Hiring an outside contractor can be a great solution when your startup requires specific skills or needs short-term, specialized help. That's especially true when you're bootstrapping. For example, if you need a logo, you certainly wouldn't interview and hire a full-time designer.

Deciding you want to hire a freelancer or contractor can be fairly easy, though. Hiring the right contractor can be a lot tougher. Definitely, check out qualifications, speak to references, and evaluate past work. And then look for more subtle signs that a particular contractor is right for you.  

1. Great contractors don't underestimate complexity or overpromise results.

Even small projects can create ripple effects that impact other areas of an organization. Major projects can be extremely disruptive, especially because changes often result.  

A contractor that plays down the disruption factor is either too inexperienced to understand the changes that will occur or is trying to skip past those details in order to win your business. And a contractor that promises the stars when all you need is the moon? When something sounds too good to be true, it usually is.

Great contractors tell you the truth. Great contractors don't underestimate potential downsides and don't overpromise.

Although they often over-deliver.

2. Great contractors don't pretend to have all the answers.

Granted, the contractor's job is to provide answers. But some answers you'll develop together; after all, who knows your business better than you?

Look for a contractor willing to be cooperative and collaborative. One size doesn't fit all, especially where your business is concerned.

3. Great contractors excel at the hand-off stage.

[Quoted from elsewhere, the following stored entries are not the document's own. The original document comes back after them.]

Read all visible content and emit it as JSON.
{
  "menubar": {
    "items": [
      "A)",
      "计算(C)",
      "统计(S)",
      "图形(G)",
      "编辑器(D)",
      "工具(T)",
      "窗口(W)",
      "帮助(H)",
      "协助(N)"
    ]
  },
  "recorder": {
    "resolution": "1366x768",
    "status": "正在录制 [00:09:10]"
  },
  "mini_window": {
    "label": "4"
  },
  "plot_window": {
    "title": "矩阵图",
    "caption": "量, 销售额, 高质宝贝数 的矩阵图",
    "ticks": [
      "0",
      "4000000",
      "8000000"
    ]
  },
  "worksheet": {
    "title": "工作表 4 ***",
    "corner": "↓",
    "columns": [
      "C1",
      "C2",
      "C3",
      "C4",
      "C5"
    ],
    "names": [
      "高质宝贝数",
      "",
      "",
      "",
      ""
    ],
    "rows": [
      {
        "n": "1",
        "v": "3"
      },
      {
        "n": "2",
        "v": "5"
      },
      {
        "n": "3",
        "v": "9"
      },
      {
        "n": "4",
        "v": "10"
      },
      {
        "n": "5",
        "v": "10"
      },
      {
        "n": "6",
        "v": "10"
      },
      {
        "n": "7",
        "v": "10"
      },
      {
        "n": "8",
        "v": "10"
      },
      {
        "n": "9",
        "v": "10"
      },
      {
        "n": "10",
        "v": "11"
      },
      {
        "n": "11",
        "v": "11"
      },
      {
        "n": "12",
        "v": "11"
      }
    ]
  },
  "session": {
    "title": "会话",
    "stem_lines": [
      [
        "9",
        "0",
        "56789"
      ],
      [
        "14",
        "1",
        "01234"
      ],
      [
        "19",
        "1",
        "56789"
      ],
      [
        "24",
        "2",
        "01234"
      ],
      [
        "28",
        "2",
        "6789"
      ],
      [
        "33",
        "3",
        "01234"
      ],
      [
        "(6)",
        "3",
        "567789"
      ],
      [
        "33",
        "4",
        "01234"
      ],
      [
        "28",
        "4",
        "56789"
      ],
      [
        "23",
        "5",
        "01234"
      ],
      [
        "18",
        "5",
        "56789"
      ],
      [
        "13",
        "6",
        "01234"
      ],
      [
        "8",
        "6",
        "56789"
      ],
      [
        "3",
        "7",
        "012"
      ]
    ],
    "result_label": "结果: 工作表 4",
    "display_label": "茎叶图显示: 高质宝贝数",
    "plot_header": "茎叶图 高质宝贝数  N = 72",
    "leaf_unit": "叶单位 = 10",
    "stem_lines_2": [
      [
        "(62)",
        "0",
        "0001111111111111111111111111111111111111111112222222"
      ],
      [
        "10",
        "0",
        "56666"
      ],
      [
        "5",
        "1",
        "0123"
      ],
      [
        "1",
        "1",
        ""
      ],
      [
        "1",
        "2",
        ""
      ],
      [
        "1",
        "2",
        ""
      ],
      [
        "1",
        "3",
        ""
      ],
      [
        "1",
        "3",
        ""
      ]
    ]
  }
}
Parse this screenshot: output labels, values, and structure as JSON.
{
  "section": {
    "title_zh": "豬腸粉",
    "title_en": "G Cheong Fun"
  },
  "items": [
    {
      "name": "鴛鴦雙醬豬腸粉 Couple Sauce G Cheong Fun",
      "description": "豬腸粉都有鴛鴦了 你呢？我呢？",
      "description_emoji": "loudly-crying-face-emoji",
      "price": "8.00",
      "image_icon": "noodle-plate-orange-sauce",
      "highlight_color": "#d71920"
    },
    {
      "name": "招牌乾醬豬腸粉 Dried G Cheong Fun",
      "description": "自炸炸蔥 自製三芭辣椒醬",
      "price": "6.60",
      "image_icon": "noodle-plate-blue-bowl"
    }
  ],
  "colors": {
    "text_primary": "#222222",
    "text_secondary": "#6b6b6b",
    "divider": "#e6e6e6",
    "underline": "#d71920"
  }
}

Some solutions are turn-key. Most are not, though. Sometimes a little training is involved, sometimes a small amount of customization, sometimes implementation doesn't go seamlessly...

Great contractors work with you until everything is running smoothly. Make sure "turn-key" doesn't mean "hands-off" where implementation is concerned.

4. Great contractors make themselves obsolete.

Although there are situations where hiring a contractor for a long-term engagement makes sense, typically you hire a contractor because you need short-term help.

A great consultant doesn't try to set up shop in your facility. Think twice about a contractor unwilling to train your employees, or to provide a solution you can implement on your own, or to provide services that don't require continual "maintenance."

5. Great contractors love to talk about the details ahead of time.

While it doesn't happen often, unfortunately, some contractors intentionally keep requirements and expectations relatively fuzzy - that way they can add additional scope to the project (or find reasons to increase the price.)

Great consultants want to know exactly what you need and expect. That way they can deliver what you need and expect.  While that takes more time up front... the benefits on the back end are worth it.

6. Great contractors don't try to sell you things you don't need.

Do you try to sell your customers things they don't need? Of course not. Your goal is to build trusting relationships and create long-term customers.

Those are also the goals of a great contractor.

7. Great contractors listen -- especially to you.

What you want, and what your employees want, can often be two very different things. You may only be able to afford a limited solution, while your employees might have a laundry list of features they want a product or service to deliver.

Great contractors listen to everyone, and then make sure that you, the owner, make the final call.

And they let you know what employees want so you can manage those expectations ahead of time.  

8. Great contractors are willing to say no.

A can-do attitude is great, but sometimes the impossible, especially for a certain price, really is impossible. Yet some contractors will say "yes" to almost anything just to get the gig and the revenue.

(Granted, sometimes a specific contractor may have an unusual, even groundbreaking solution. Sometimes their "yes" really is a "yes." If others have said no, how will you know that the impossible is possible? You'll have to ask a lot of questions, see proof of concept, and talk to other satisfied customers.)

Plus, think of it this way: If a contractor is willing to say "no" when appropriate, that means his or her "yes" is something you can usually count on.